We repeat this experiment on finer space-time grids, halving the previous space and time-grid sizes and also perform the same experiment with \(\rho ^\epsilon \) as the initial guess for \(\epsilon =0.01\). The same optimal control is obtained. In Fig. 7, notice that the TSNCU scheme is able to compute a solution where the control bounds are nowhere active and also when the initial condition is not smooth.

In our test Case 2, we discuss a case that results in bang-bang control. We consider \(b(x,t,u) = -2+ 4u\sin (\pi t)\), and choose \(T=2\) and \(B=\chi _{[3.5,4.5]}\). We have the box constraints \(u_a = -2\) and \(u_b = 2\) and discretize \(\Omega \) and (0, T) with grids of size 100.

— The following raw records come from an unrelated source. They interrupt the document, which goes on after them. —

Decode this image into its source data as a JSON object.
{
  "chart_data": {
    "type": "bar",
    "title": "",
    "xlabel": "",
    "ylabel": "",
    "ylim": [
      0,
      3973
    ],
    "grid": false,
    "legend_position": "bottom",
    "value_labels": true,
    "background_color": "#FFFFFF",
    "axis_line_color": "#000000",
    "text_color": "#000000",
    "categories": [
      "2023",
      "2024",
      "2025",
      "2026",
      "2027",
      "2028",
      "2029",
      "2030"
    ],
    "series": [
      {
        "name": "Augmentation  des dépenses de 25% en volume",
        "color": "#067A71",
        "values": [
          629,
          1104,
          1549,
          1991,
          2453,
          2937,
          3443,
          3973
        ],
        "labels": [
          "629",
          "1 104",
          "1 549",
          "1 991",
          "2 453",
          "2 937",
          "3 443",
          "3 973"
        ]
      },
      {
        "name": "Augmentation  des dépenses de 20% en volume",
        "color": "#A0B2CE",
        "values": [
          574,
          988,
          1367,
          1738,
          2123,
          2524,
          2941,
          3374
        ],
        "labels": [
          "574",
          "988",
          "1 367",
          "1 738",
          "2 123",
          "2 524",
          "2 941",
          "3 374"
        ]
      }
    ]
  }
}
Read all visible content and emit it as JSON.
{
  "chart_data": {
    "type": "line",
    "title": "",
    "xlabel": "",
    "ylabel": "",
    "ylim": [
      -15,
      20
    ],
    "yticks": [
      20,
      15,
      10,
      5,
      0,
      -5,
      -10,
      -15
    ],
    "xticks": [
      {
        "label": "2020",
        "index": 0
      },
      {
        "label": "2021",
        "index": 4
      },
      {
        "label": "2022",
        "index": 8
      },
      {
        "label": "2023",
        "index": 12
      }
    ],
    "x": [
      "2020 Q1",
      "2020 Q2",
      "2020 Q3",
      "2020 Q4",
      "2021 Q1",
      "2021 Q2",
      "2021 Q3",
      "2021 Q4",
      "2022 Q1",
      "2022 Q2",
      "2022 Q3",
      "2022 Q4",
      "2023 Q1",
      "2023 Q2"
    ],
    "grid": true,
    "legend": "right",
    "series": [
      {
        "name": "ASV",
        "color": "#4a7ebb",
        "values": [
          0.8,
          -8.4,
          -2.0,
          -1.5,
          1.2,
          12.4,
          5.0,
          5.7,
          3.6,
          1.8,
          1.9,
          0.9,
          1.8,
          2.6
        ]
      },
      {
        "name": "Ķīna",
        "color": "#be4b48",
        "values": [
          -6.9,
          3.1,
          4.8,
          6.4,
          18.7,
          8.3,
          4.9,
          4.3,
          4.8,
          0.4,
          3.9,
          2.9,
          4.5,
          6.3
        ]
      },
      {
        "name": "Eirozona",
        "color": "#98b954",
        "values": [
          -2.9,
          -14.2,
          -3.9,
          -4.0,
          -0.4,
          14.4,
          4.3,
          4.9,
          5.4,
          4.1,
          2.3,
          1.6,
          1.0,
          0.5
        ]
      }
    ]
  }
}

In Fig. 8, we plot the results obtained by using the TSNCU scheme with initial condition given by \(\rho _0\). However, the same optimal control is obtained in the case of initial condition \(\rho _0^\epsilon \), with \(\rho _0\) in (50) and \(\epsilon =0.01\). We see that a bang-bang control with switching at \(t=1\) is obtained.

Fig. 8
figure 8

Case 2: TSNCU bang-bang solution \(\rho \) (left) at \(t=T\) with initial condition \(\rho _0\). Right: the optimal control

We also performed the same set of experiments with the PNCG scheme and, as in test Case 1, a continuation procedure is required to compute the optimal control with initial condition \(\rho _0\).

We remark that in the bang-bang case, the TSNCU scheme converges after 2 iterations and, with space-time grids of size \(100\times 100\), the CPU time is 11.73 s. On a space-time grid of size \(200\times 200\), the average CPU time is 45.84 s. On the other hand, to obtain the same solution, the PNCG scheme with continuation requires 138.77 s on the space-time grid of size \(200\times 200\) Clearly, the TSNCU scheme outperforms the PNCG scheme.

In test Case 3, we consider a vector field b which is a non-differentiable function of u, namely \(b(x,t,u) = -2+ 4|u|\sin (\pi t)\). We choose \(T=2\) and \(B=\chi _{[3.5,4.5]}\). We have the box constraints \(u_b = 2\) and discretize \(\Omega \) and (0, T) with grids of size 100. Notice that in this case, the PNCG scheme cannot be used as it requires derivative of b with respect to u. this is not a limitation for our TSNCU scheme. Further, notice that (43) requires to consider the absolute values of w. We choose the initial condition as \(\rho _0\) as in (50). Results for Case 3 experiment are reported in Fig. 9. As in Case 2, we obtain a switch at \(t=1\). However, because of the different control mechanism, the control becomes zero after the switching point. Moreover, the same optimal control is obtained in the case of initial condition \(\rho _0^\epsilon \), with \(\rho _0\) in (50) and \(\epsilon =0.01\).

Fig. 9
figure 9

Case 3: TSNCU bang-bang solution \(\rho \) (left) at \(t=T\) with initial condition \(\rho _0\). Right: the optimal control

7 Conclusion

In this paper, a class of Liouville optimal control problems was investigated with the purpose to design new, accurate and robust control strategies. On one hand, a discretization scheme for the governing Liouville equation was analyzed, proving stability, second-order accuracy, and positivity. On the other hand, an efficient numerical realisation of the Pontryagin’s maximum principle (PMP) was presented and validated by results of numerical experiments. In particular, it was pointed out that the PMP-based optimization scheme accomodates Liouville control problems that are not differentiable with respect to the control variable. This was illustrated by results of test case 3.